I have this setup and it works great. Assuming you have fresh chems and have adjusted your receiving flask with HCL so that it is right at the endpoint to begin with as long as you have a nice steady bubble flow (not crazy heavy bubble flow) and let it go for 15 mins you have pushed everything over to the receiving flask for titration. Trust the results and add KMETA using the handy SO2 calculator in Winemaker magazine using your found results, your pH and your required SO2 from the calculator.

Watch the youtube videos if you are unsure of anything. This is an endpoint titration using your eye so you need to calibrate your eye for just when it starts to turn grey/green.

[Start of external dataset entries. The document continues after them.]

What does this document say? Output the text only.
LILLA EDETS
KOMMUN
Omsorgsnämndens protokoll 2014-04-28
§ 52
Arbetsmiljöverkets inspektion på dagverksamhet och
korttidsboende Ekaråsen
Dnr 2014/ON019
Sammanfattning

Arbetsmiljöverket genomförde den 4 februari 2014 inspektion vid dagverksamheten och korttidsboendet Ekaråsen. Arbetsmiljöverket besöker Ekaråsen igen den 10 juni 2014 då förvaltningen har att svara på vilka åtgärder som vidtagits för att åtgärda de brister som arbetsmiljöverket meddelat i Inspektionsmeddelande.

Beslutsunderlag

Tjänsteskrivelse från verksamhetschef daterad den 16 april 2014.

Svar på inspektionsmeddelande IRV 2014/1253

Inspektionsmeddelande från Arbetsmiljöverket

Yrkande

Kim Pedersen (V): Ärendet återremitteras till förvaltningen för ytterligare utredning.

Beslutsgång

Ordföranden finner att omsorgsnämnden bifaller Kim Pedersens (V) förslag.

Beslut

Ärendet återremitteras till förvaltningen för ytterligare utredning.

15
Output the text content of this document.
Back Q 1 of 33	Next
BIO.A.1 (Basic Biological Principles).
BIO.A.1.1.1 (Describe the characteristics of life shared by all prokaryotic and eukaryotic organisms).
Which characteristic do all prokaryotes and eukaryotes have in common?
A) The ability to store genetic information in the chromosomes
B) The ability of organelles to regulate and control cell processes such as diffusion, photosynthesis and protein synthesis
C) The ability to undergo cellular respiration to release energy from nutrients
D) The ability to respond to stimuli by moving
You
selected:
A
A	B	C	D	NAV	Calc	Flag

This is the defacto standard for free SO2 analysis in the wine industry so trust the results.


----------



## kartracer088 (Nov 14, 2016)

Thanks for the reply. I am thinking I might not have been pushing enough air. There wasn't any mist in the transfer tube. I was only getting a few bubbles a second. Trying to think how I can verify I am getting a litre of air per minute.

Got any ideas?


----------



## stickman (Nov 14, 2016)

If you feel you really need to verify the flow, a down and dirty way to get a rough estimate is to take a 1 liter bottle, submerge bottle into a bucket of water and allow bottle to fill with water, invert bottle while keeping the opening under water, turn on the pump and put the air outlet tube into the inverted bottle allowing the bubbles to be collected in the bottle, the bottle should be full of air in one minute.


----------



## ibglowin (Nov 14, 2016)

Don't overthink this. Nice steady flow. 15 minutes. The key here is to be consistent on everything especially endpoint determination.


----------



## stickman (Nov 14, 2016)

I agree with Mike, if you follow the directions you should be ok, but I posted the information just in case you are the type that will lose sleep without verification.


----------



## ibglowin (Nov 14, 2016)

It should go without saying that you need to make sure your (tubing) connections, stoppers etc. are all on tight. The free SO2 gets driven of as a gas so once you add the Phosphoric acid get the stopper on ASAP. As the gas passes through the receiving solution, the Hydrogen Peroxide converts (and traps) the SO2 to Sulfuric Acid. You are then titrating that solution back to the endpoint (grey/green color change) using the NaOH.


----------



## kartracer088 (Nov 15, 2016)

Excellent, thanks!


----------